Groupe américain référent, héritier naturel d’un Pantera dont la fin tragique ne peut que laisser de l’amertume, Lamb Of God nous revient, quatre années après un Omens mécaniquement parasité par la crise sanitaire qui paraît si lointaine. Valeur sûre live avec des prestations impressionnantes de solidité, il ne me paraît guère abusif de dire que le groupe n’a pas l’aura chez nous qu’il a dans son pays. L’expression « Nul n’est prophète en son pays » ne prévaut pas ici ce qui est gentiment ironique quand on sait le groupe profondément attaché aux valeurs chrétiennes. Lamb Of God est un groupe étonnant dans le spectre américain car là où Pantera incarnait une décadence toute 90’s (mais plus véritablement 80’s matrice profonde des musiciens de Pantera venue via le Hair Metal rappelons-le), Lamb Of God incarne un retour du sentiment Religieux. Nous savons bien que l’Art dit toujours quelque chose de son Epoque, les trajectoires de ces deux groupes, assez cohérentes sur le plan culturel, en dit long sur ces dernières.
Lamb Of God a un réel vécu, a encaissé de sacrées galères dont ce dramatique accident vécu lors d’un concert à Prague. Le groupe a donc pas mal de choses à dire sur l’état du monde et se retrouve même à assumer un rôle majeur dans la Contre-culture américaine, puissante on le sait, intéressante et plus que jamais contrainte de rappeler que l’Amérique, c’est tellement plus que le désastre proposé par ses Elites (qui ne date pas d’hier, quoiqu’on en dise). C’est un peu paradoxal car le groupe nous vient de Richmond en Virginie, terre historique du mouvement ségrégationniste. Derrière des allures un peu redneck, les musiciens portent des messages forts, ouvertement progressistes, nécessaires même si parfois un peu « attendus ». Il est fondamental qu’une certaine Amérique s’exprime face aux événements (délirants) de notre époque, cela a quelque chose de rassurant. Le premier single a pour thème le délitement du lien social, problématique dramatique outre-Atlantique dont on se demande comment parvenir à remettre dans un pays semblant parfois au bord de la Guerre Civile. Ce qui nous semble une conséquence dramatique d’un individualisme forcené.

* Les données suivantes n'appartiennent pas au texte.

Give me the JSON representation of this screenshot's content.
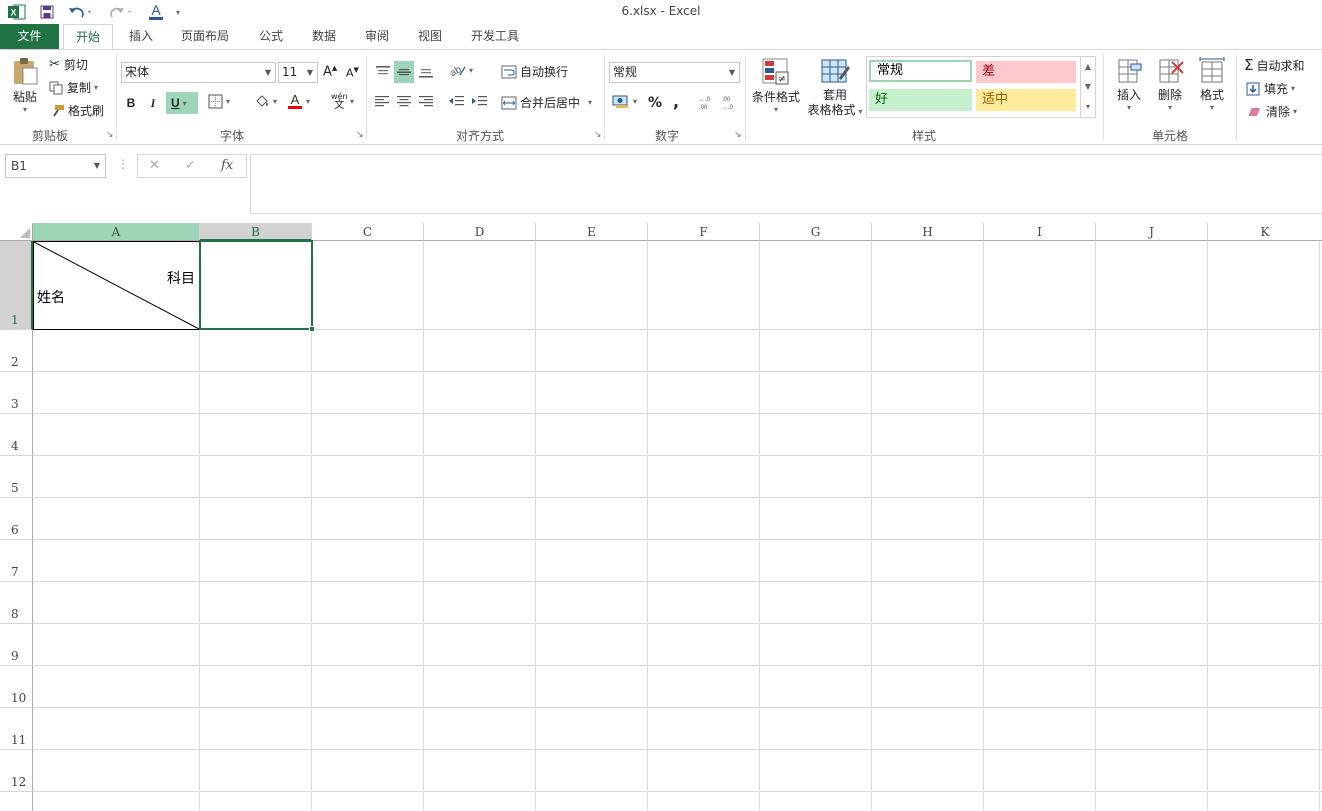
{
  "window": {
    "title": "6.xlsx - Excel"
  },
  "tabs": [
    {
      "label": "文件",
      "id": "file"
    },
    {
      "label": "开始",
      "id": "home"
    },
    {
      "label": "插入",
      "id": "insert"
    },
    {
      "label": "页面布局",
      "id": "page-layout"
    },
    {
      "label": "公式",
      "id": "formulas"
    },
    {
      "label": "数据",
      "id": "data"
    },
    {
      "label": "审阅",
      "id": "review"
    },
    {
      "label": "视图",
      "id": "view"
    },
    {
      "label": "开发工具",
      "id": "developer"
    }
  ],
  "ribbon": {
    "clipboard": {
      "label": "剪贴板",
      "paste": "粘贴",
      "cut": "剪切",
      "copy": "复制",
      "format_painter": "格式刷"
    },
    "font": {
      "label": "字体",
      "font_name": "宋体",
      "font_size": "11",
      "bold": "B",
      "italic": "I",
      "underline": "U",
      "phonetic": "wén"
    },
    "alignment": {
      "label": "对齐方式",
      "wrap_text": "自动换行",
      "merge_center": "合并后居中"
    },
    "number": {
      "label": "数字",
      "format": "常规",
      "percent": "%",
      "comma": ","
    },
    "cond_format": {
      "label": "条件格式"
    },
    "table_format": {
      "label_line1": "套用",
      "label_line2": "表格格式"
    },
    "styles": {
      "label": "样式",
      "normal": "常规",
      "bad": "差",
      "good": "好",
      "neutral": "适中"
    },
    "cells": {
      "label": "单元格",
      "insert": "插入",
      "delete": "删除",
      "format": "格式"
    },
    "editing": {
      "autosum": "自动求和",
      "fill": "填充",
      "clear": "清除"
    }
  },
  "formula_bar": {
    "name_box": "B1",
    "fx": "fx",
    "formula": ""
  },
  "columns": [
    "A",
    "B",
    "C",
    "D",
    "E",
    "F",
    "G",
    "H",
    "I",
    "J",
    "K"
  ],
  "rows": [
    "1",
    "2",
    "3",
    "4",
    "5",
    "6",
    "7",
    "8",
    "9",
    "10",
    "11",
    "12"
  ],
  "cells": {
    "A1_top_right": "科目",
    "A1_bottom_left": "姓名"
  },
  "selection": {
    "active_cell": "B1"
  },
  "colors": {
    "excel_green": "#217346",
    "style_bad_bg": "#ffc7ce",
    "style_bad_fg": "#9c0006",
    "style_good_bg": "#c6efce",
    "style_good_fg": "#006100",
    "style_neutral_bg": "#ffeb9c",
    "style_neutral_fg": "#9c5700"
  }
}
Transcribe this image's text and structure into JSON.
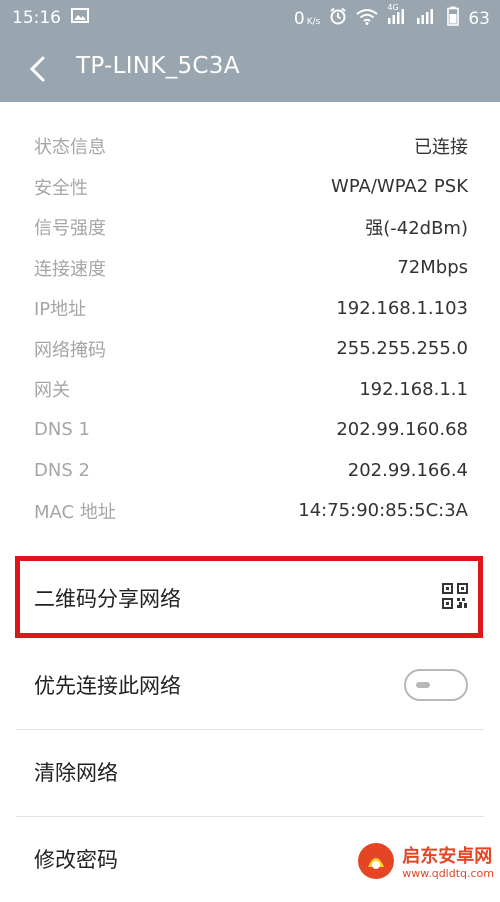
{
  "status_bar": {
    "time": "15:16",
    "net_speed_value": "0",
    "net_speed_unit": "K/s",
    "network_type": "4G",
    "battery": "63"
  },
  "header": {
    "title": "TP-LINK_5C3A"
  },
  "info_rows": [
    {
      "label": "状态信息",
      "value": "已连接"
    },
    {
      "label": "安全性",
      "value": "WPA/WPA2 PSK"
    },
    {
      "label": "信号强度",
      "value": "强(-42dBm)"
    },
    {
      "label": "连接速度",
      "value": "72Mbps"
    },
    {
      "label": "IP地址",
      "value": "192.168.1.103"
    },
    {
      "label": "网络掩码",
      "value": "255.255.255.0"
    },
    {
      "label": "网关",
      "value": "192.168.1.1"
    },
    {
      "label": "DNS 1",
      "value": "202.99.160.68"
    },
    {
      "label": "DNS 2",
      "value": "202.99.166.4"
    },
    {
      "label": "MAC 地址",
      "value": "14:75:90:85:5C:3A"
    }
  ],
  "actions": {
    "qr_share": "二维码分享网络",
    "priority": "优先连接此网络",
    "priority_enabled": false,
    "clear": "清除网络",
    "change_password": "修改密码"
  },
  "watermark": {
    "text": "启东安卓网",
    "url": "www.qdldtq.com"
  },
  "colors": {
    "header": "#9aa6af",
    "highlight": "#e0141b"
  }
}
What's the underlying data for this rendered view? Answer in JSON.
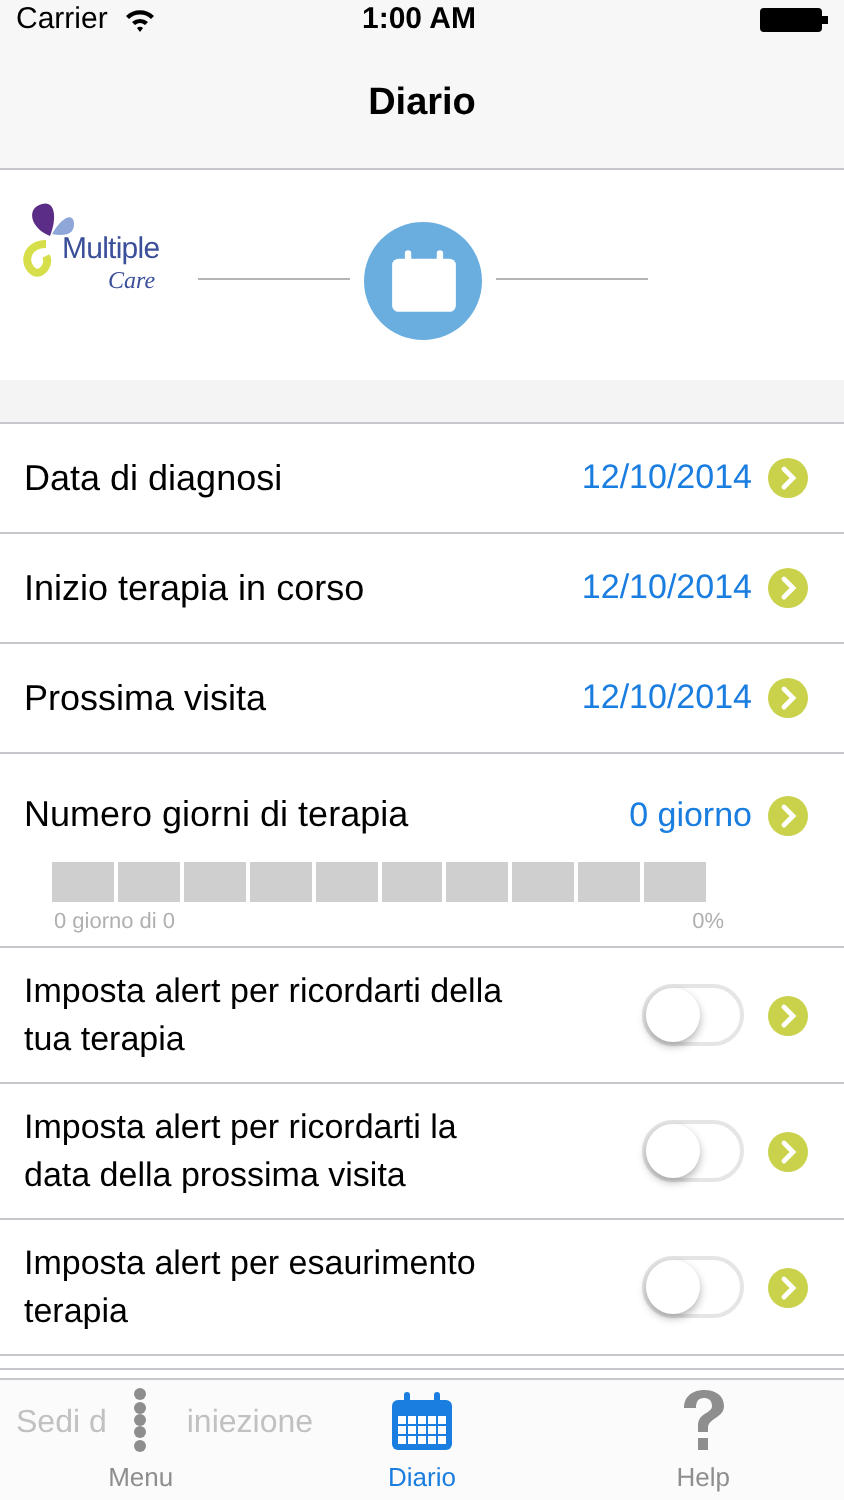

Délaissons ces quelques considérations pour nous intéresser à notre cœur de métier ici, à savoir la musique. Le lecteur me pardonnera, je l’espère, cette digression, mais le groupe ne se cachant pas de ses opinions, je n’ai pas eu la sensation d’être hors-sujet. Nouvel album donc, le douzième depuis le premier Burn The Priest paru en 1999. Produit par Josh Wilbur, un proche du groupe, enregistré sur leur terre originelle, Lamb Of God offre ici un disque 100% certifié Lamb Of God. Une sortie fan-service donc avec les qualités et défauts associés : une absence totale de surprises mais une fan base bien dans ses chaussons. L’efficacité est là, le groupe est sacrément belliqueux et on sent que le binôme Mark Morton (guitare) – Randy Blythe (chant) en a encore sous le capot. C’est encore sacrément solide et ça fera des ravages en live. Bonne nouvelle, le groupe est d’ores-et-déjà annoncé sur quelques Fests. Et le groupe va probablement repartir distribuer mandales sur mandales, immense savoir-faire du combo qui n’a jamais déçu. Proposant ces riffs groovy qui ont cette si chouette dynamique, le groupe en a aussi sous le capot (Parasocial Christ et son démarrage pied au plancher). Le savoir-faire reste réel et puis cette voix, puissante, précise. Et ça tricote bien, les guitares se font plaisir de même que la basse qui ronfle sévère (St. Catherine’s Wheel, l’intro de Sepsis grasse à souhait pour un titre dont le refrain peut faire penser au Shove It de Deftones). La semi-ballade El Vacio prouve que le groupe rappelle que le groupe sait varier son propos. Je ne reviens pas sur la prod si ce n’est à dire qu’elle est impressionnante de clarté et de puissance.
Aucune surprise donc, un bon disque d’un groupe disposant d’un excellent savoir-faire. Une formation passionnante par ce qu’elle représente, une Amérique dite redneck loin des clichés et même une Amérique qui retrouve ses fondamentaux et son âme. Quand le système de Représentation s’effondre et offre un spectacle chaque jour plus désespérant / consternant, la « base » se ressaisit. Lamb Of God au-delà d’être un groupe de grande qualité est aussi un collectif humain rassurant, absolument nécessaire en ces Heures Troublées où l’Occident semble faire face à sa Destinée.